Swap the first one out for some markup and CSS skills, and I reckon you’ve got a pretty good list for developers too.

On Design Tools and Processes | Viljami Salminen

Changing our ways of thinking and doing isn’t easy. Sometimes it’s necessary though, and the first step on this journey is to let go. Let go of our imagi­nary feel of control. Forget the boundaries presented by our tools and ways of thinking. Break out of the silos we’ve created.

Resilient Web and Tools — David Larlet

David picks up on one of the closing themes of Resilient Web Design—how we choose our tools. This has been on my mind a lot; it’s what I’ll be talking about at conferences this year.

That’s part of my job to ease processes and reduce frictions. That’s part of my job to take into account from the early beginning of a product its lasting qualities.

There’s a very good point here about when and how we decide to remove the things we’ve added to our projects:

We spend our time adding features without considering at the same pace the removal of useless ones.

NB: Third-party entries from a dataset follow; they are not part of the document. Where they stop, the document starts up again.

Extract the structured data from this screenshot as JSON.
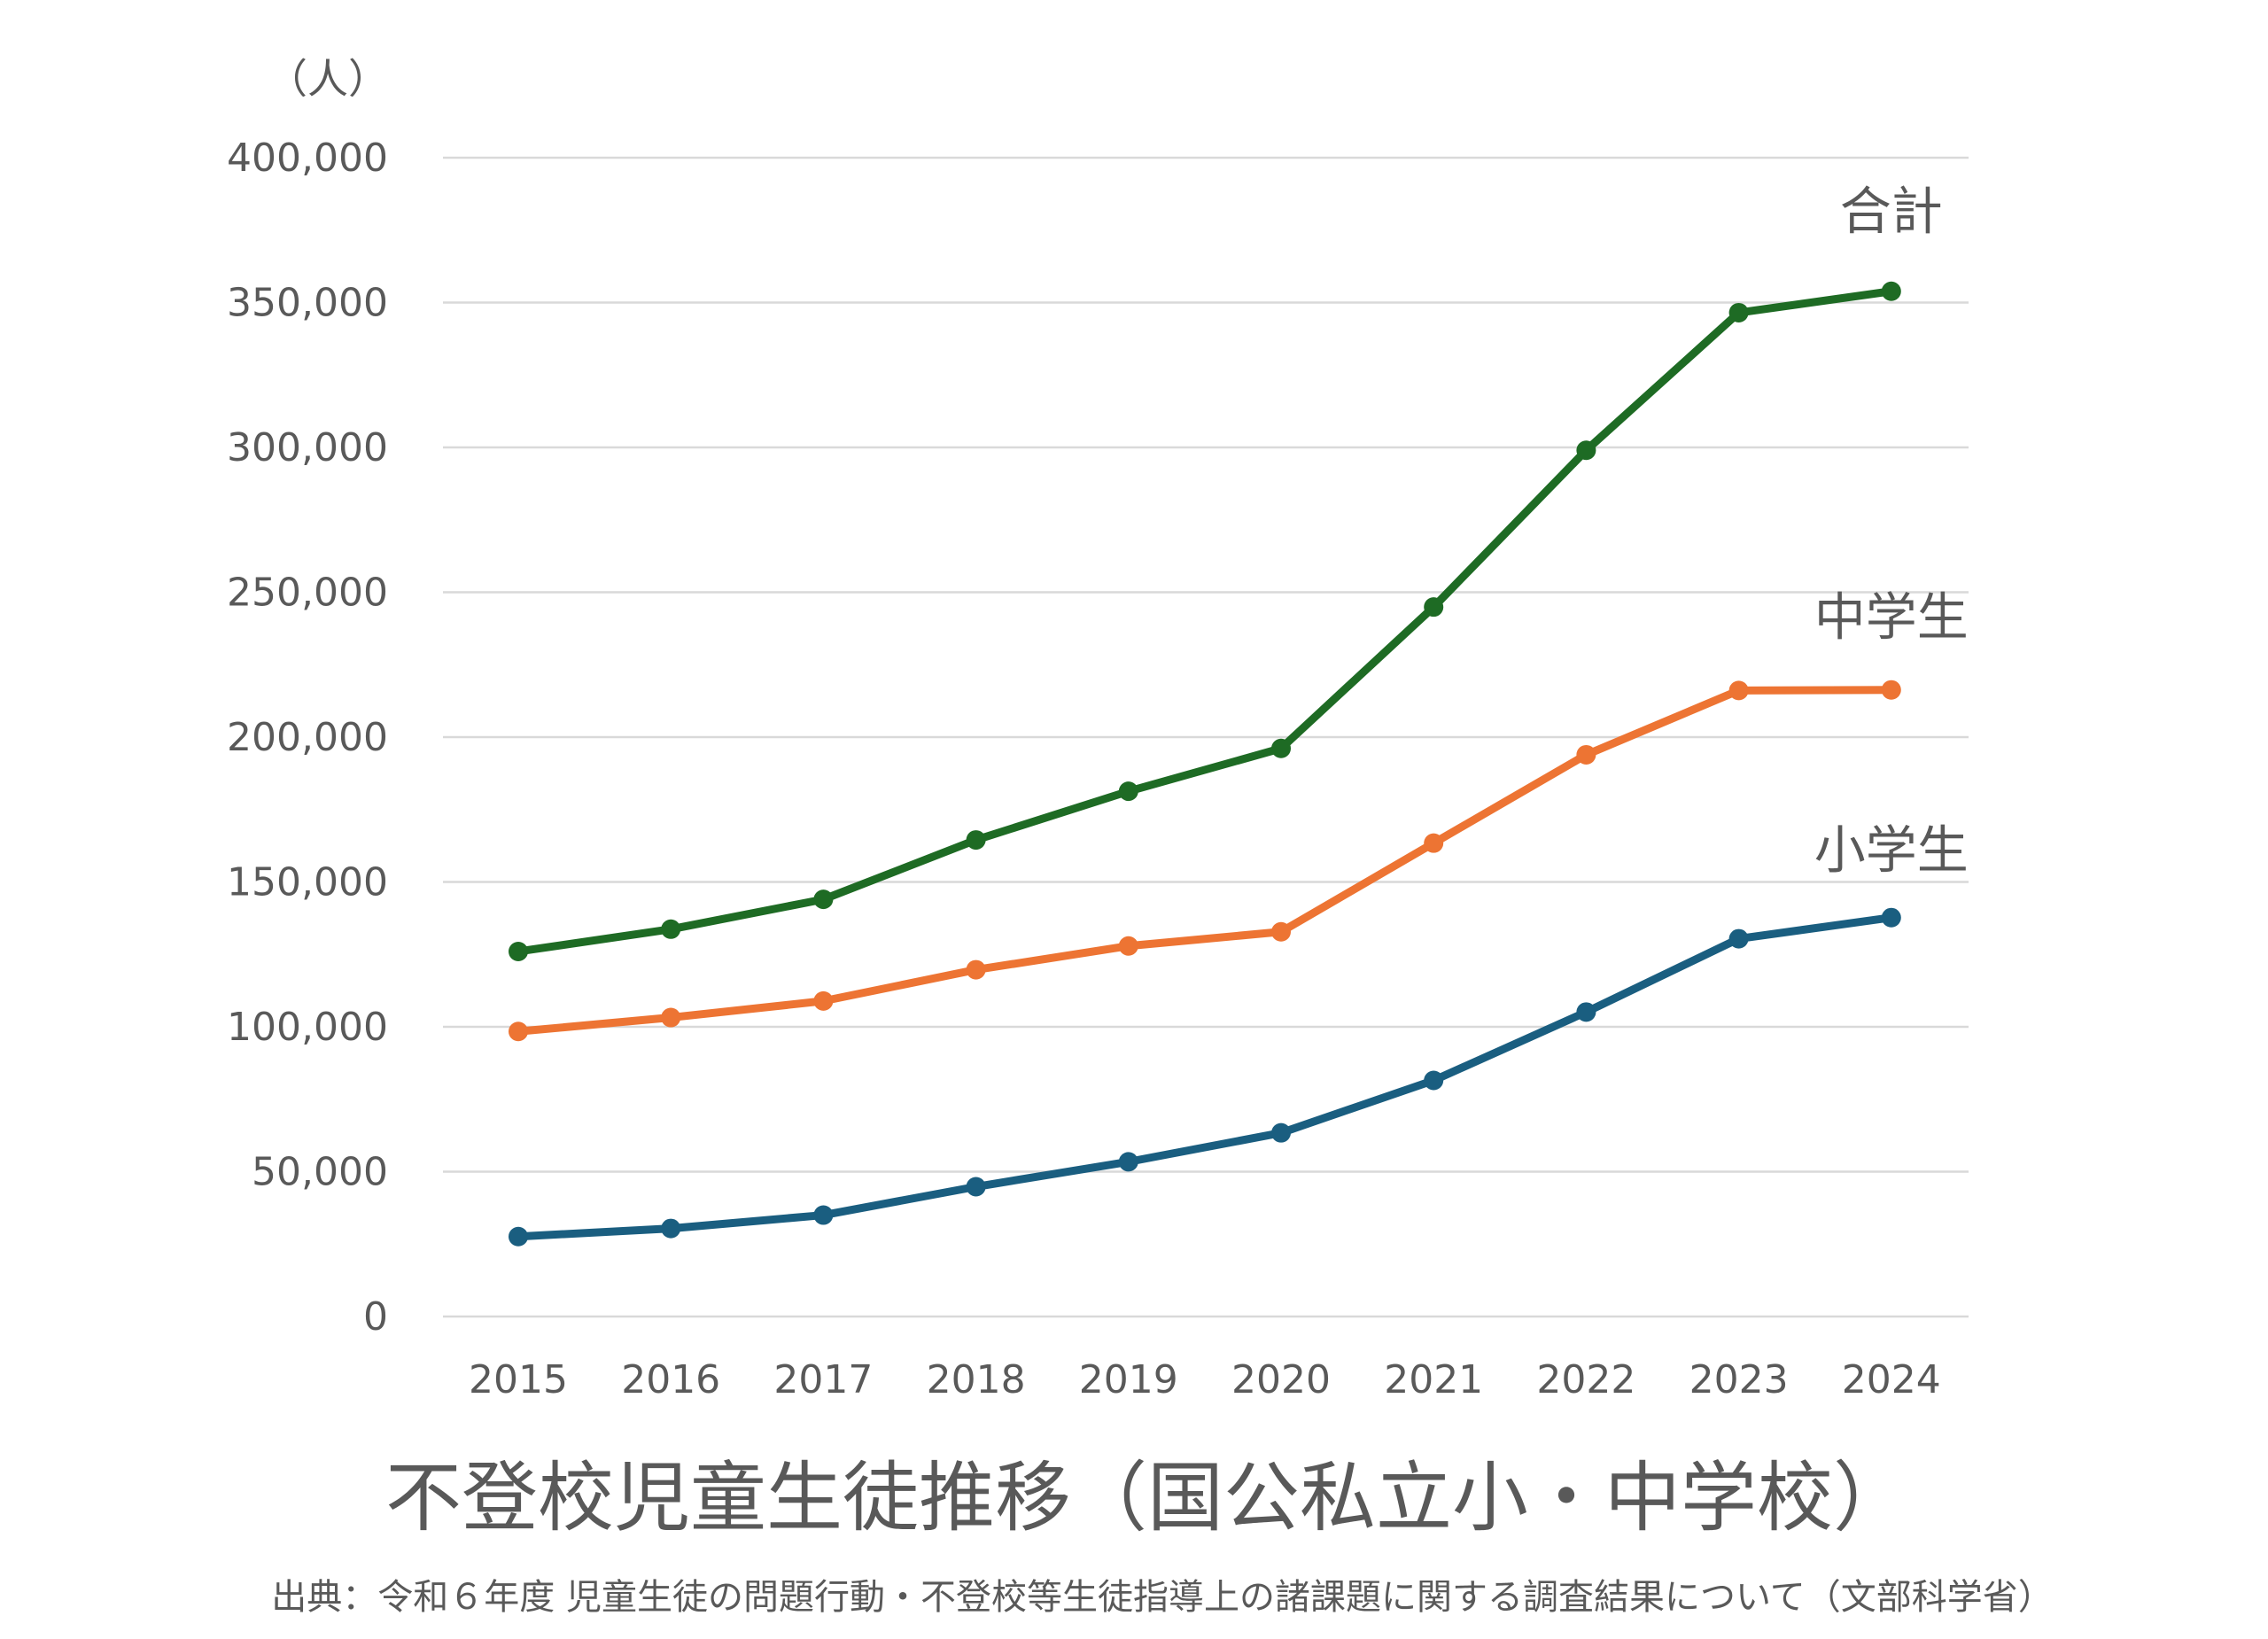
{
  "chart_data": {
    "type": "line",
    "title": "不登校児童生徒推移（国公私立小・中学校）",
    "source": "出典：令和６年度 児童生徒の問題行動・不登校等生徒指導上の諸課題に関する調査結果について（文部科学省）",
    "unit_label": "（人）",
    "xlabel": "",
    "ylabel": "",
    "ylim": [
      0,
      400000
    ],
    "yticks": [
      0,
      50000,
      100000,
      150000,
      200000,
      250000,
      300000,
      350000,
      400000
    ],
    "ytick_labels": [
      "0",
      "50,000",
      "100,000",
      "150,000",
      "200,000",
      "250,000",
      "300,000",
      "350,000",
      "400,000"
    ],
    "grid": true,
    "legend": "none",
    "categories": [
      "2015",
      "2016",
      "2017",
      "2018",
      "2019",
      "2020",
      "2021",
      "2022",
      "2023",
      "2024"
    ],
    "series": [
      {
        "name": "合計",
        "color": "#1e6b24",
        "values": [
          126000,
          133700,
          144000,
          164500,
          181300,
          196100,
          244900,
          299000,
          346500,
          353900
        ]
      },
      {
        "name": "中学生",
        "color": "#ed7433",
        "values": [
          98400,
          103200,
          108900,
          119700,
          127900,
          132800,
          163400,
          193900,
          216100,
          216300
        ]
      },
      {
        "name": "小学生",
        "color": "#1a5e80",
        "values": [
          27600,
          30400,
          35000,
          44800,
          53400,
          63400,
          81500,
          105100,
          130400,
          137700
        ]
      }
    ]
  }
}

And still the true resilience (or is it perfection Antoine?) is when there is nothing more to take away. What are you removing on Monday to make our Web more resilient?

Evaluating Tools For Building a Component Library | Chromatic

A comparison of a few different tools for generating pattern libraries.

Spoiler…

In this particular case, Fractal comes out on top:

It has the features we need, and I’m happier than I should be with how simple the directory and file structure is. The documentation has also been super helpful thus far. We’ve customized it with our client’s branding and are ready to roll.

In Praise of On Resilient Web Design by Jeremy Keith

I’m really touched—and honoured—that my book could have this effect.

It made me fall back in love with the web and with making things for the web.

bitsofcode | Tools for Developing Accessible Websites

Ire rounds up a bunch of tools you can use to test accessibility, from dev tools to Tenon.

The Service Worker Lifecycle  |  Web  |  Google Developers

Jake goes into the details of what exactly is happening when a service worker is installed or replaced.

This is easily the most complex part of working with service workers, and I think I’m beginning to wrap my head around it, but the good news is that, for the most part, you don’t really need to know the ins and outs of this to get started (and dev tools are now making it easier to nuke from orbit if this begins to bite).

The Web is not Fashionable. - The blog of Ada Rose Edwards

This is such a great perspective on what it’s like to build for the web over the long term. The web will always be a little bit broken, and that’s okay—we can plan for that.

The Web has history. If you build with web technology it will stick around. We try not to break the web even if it means the mistakes and bad decisions we have made in the past (and will make in the future) get set in stone.